There were more than 5,500 applicants for the OSP so the state held a lottery in June to determine who would get the scholarships.

The fact that there wasn’t enough money to meet the need says a lot.

Applicants had to list the school they wanted to attend. Of the 446 identified, 322 were religious schools and 117 were independent schools.

According to the lawsuit, in 32 of the state’s 100 counties, the only private schools are religious ones, and some of them will only admit students of a particular religion. As of July, the 10 schools with the most OSP enrollees were religious ones.

And that’s the problem.

Certainly, there are complaints that some of the private schools are not accredited by the state board of education and don’t follow the same requirements as public schools when it comes to credentials or degrees for teachers and principals. But part of the appeal of private schools is that they don't have to follow one-size-fits-all criteria.

True, the state constitution does have specific language about public education. But the legislature replaced the $10.8 million it originally deducted from the public school budget in order to negate the constitutional challenge about funding public education.

The bigger issue is religion. And that’s where the hypocrisy comes in.

You see, according to some, the state is funding religion with public tax dollars and that’s a no-no to them.

Except that’s not really true. Technically, the money is going to the child – or rather, the child’s parents – in order to give back to them the state tax dollars they pay toward their child’s education. The parent then chooses how to best spend that money and, for some, that’s in a private religious school.

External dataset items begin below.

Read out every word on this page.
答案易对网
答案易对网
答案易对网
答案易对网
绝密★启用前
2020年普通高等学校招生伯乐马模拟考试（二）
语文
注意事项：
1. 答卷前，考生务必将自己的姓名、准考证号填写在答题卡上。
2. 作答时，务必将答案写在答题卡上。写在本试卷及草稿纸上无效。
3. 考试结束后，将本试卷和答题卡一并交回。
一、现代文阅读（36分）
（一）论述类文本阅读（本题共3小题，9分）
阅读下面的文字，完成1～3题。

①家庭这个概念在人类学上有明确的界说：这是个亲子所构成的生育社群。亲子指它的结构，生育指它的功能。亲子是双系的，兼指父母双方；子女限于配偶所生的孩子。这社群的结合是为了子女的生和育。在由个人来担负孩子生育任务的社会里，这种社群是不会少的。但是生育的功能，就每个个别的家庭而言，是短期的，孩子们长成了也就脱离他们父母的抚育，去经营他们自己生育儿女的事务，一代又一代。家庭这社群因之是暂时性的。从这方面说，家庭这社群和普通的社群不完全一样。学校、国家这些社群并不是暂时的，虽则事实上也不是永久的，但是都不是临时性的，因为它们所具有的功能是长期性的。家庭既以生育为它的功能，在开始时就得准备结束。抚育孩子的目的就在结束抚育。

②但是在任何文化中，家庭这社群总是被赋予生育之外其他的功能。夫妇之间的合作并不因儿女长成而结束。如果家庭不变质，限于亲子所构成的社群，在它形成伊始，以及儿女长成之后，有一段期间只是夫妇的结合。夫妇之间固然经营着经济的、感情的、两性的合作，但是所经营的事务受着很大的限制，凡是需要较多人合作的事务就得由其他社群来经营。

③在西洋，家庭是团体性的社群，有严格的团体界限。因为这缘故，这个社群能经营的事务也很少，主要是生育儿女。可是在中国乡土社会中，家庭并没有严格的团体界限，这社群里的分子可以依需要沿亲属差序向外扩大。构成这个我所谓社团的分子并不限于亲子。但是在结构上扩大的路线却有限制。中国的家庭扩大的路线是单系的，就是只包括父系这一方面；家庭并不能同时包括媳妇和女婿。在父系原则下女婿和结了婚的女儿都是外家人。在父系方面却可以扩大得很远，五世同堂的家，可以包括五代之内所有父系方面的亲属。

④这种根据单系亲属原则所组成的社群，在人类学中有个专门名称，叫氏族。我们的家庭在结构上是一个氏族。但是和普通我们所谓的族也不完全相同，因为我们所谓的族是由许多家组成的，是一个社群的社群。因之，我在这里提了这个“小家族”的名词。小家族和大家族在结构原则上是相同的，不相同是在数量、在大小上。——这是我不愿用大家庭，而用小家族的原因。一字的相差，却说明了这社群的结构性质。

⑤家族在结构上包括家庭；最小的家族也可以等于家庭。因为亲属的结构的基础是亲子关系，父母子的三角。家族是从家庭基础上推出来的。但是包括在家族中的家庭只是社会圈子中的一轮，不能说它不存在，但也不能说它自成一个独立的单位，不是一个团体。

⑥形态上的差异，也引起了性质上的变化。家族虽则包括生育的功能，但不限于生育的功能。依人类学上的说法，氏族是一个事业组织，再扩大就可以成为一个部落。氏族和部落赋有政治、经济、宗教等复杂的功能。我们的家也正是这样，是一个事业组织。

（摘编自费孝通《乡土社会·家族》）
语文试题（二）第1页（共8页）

Karen Duquette, vice president of Parents for Educational Freedom in North Carolina, said the goal of the program is for every child to have the education that best fits their individual needs. She noted that a similar program for children with disabilities hasn’t been challenged in court and it operates the same way as the OSP.

The intent, she said, is to start educational choice with an underserved community.

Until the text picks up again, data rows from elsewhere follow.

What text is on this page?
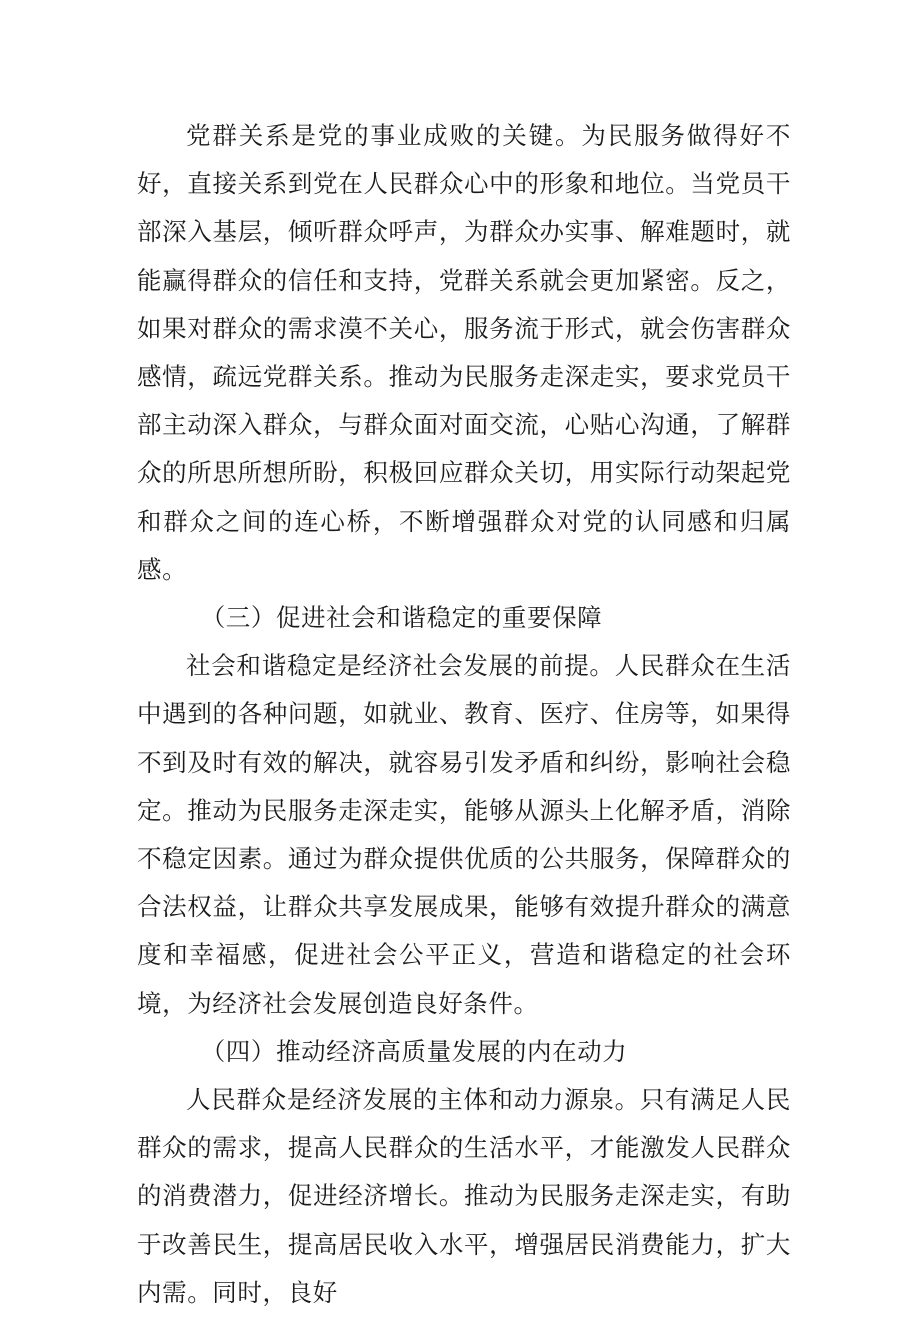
党群关系是党的事业成败的关键。为民服务做得好不好，直接关系到党在人民群众心中的形象和地位。当党员干部深入基层，倾听群众呼声，为群众办实事、解难题时，就能赢得群众的信任和支持，党群关系就会更加紧密。反之，如果对群众的需求漠不关心，服务流于形式，就会伤害群众感情，疏远党群关系。推动为民服务走深走实，要求党员干部主动深入群众，与群众面对面交流，心贴心沟通，了解群众的所思所想所盼，积极回应群众关切，用实际行动架起党和群众之间的连心桥，不断增强群众对党的认同感和归属感。

（三）促进社会和谐稳定的重要保障

社会和谐稳定是经济社会发展的前提。人民群众在生活中遇到的各种问题，如就业、教育、医疗、住房等，如果得不到及时有效的解决，就容易引发矛盾和纠纷，影响社会稳定。推动为民服务走深走实，能够从源头上化解矛盾，消除不稳定因素。通过为群众提供优质的公共服务，保障群众的合法权益，让群众共享发展成果，能够有效提升群众的满意度和幸福感，促进社会公平正义，营造和谐稳定的社会环境，为经济社会发展创造良好条件。

（四）推动经济高质量发展的内在动力

人民群众是经济发展的主体和动力源泉。只有满足人民群众的需求，提高人民群众的生活水平，才能激发人民群众的消费潜力，促进经济增长。推动为民服务走深走实，有助于改善民生，提高居民收入水平，增强居民消费能力，扩大内需。同时，良好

“If you like your school, you don’t have to leave it,” she explained. “But if that school isn’t working for you, without some form of scholarship opportunity, you’re stuck in that school. Our obligation is to help every child, whether low income or with disabilities, so every child has access to the education that’s best for them.”

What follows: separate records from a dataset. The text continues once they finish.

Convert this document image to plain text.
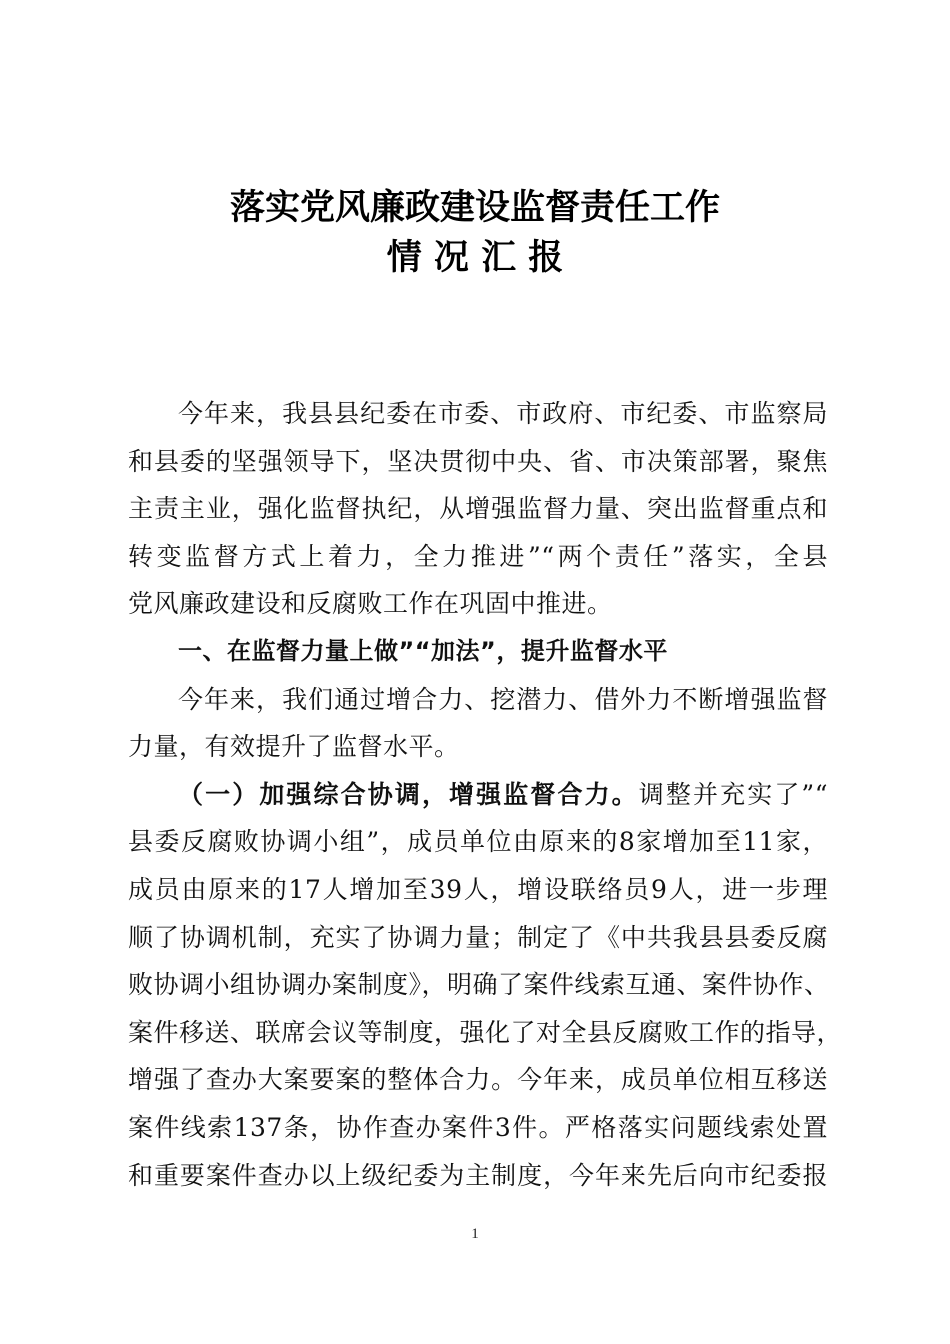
落实党风廉政建设监督责任工作
情 况 汇 报
今年来，我县县纪委在市委、市政府、市纪委、市监察局
和县委的坚强领导下，坚决贯彻中央、省、市决策部署，聚焦
主责主业，强化监督执纪，从增强监督力量、突出监督重点和
转变监督方式上着力，全力推进”“两个责任”落实，全县
党风廉政建设和反腐败工作在巩固中推进。
一、在监督力量上做”“加法”，提升监督水平
今年来，我们通过增合力、挖潜力、借外力不断增强监督
力量，有效提升了监督水平。
（一）加强综合协调，增强监督合力。调整并充实了”“
县委反腐败协调小组”，成员单位由原来的8家增加至11家，
成员由原来的17人增加至39人，增设联络员9人，进一步理
顺了协调机制，充实了协调力量；制定了《中共我县县委反腐
败协调小组协调办案制度》，明确了案件线索互通、案件协作、
案件移送、联席会议等制度，强化了对全县反腐败工作的指导，
增强了查办大案要案的整体合力。今年来，成员单位相互移送
案件线索137条，协作查办案件3件。严格落实问题线索处置
和重要案件查办以上级纪委为主制度，今年来先后向市纪委报
1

So you’ve got parents receiving funds from the state and then choosing how best to spend those funds and some of that spending happens to be at a religious institution.

How is that any different from food stamps?

The Supplemental Nutrition Assistance Program (SNAP) provides funds for parents to purchase food. No one tells the parent they can’t exercise their choice and purchase junk food.

And what about TANF – Temporary Assistance to Needy Families?

Under that program, the government hands out cash and the family can spend it in any way that benefits the child, including the parent’s transportation and employment expenses. A parent could choose to use those funds for costs associated with a religious vacation bible school, if they wanted.

Choices abound everywhere. These are just two examples where parents get to choose how their spend government subsidies or handouts based upon their own judgment as to what is best, including religion-related activities.

But no one sues over those decisions, even though some of them are more harmful to children than sending them to a religiously-sponsored grade school.

That’s hypocrisy.

Either parents get to decide or they don’t. And if they get to decide how they spend their SNAP and TANF funds, they should get to decide how they spend their education funds as well.

Fortunately for the children – it’s “for the children” after all – already enrolled for this school year, almost all of the schools will allow them to stay while the permanent injunction against the scholarship program is appealed, Duquette said. She hoped the North Carolina Supreme Court would quickly overrule the permanent injunction as they did the temporary injunction that was previously issued.

The unconstitutionality ruling is also being appealed.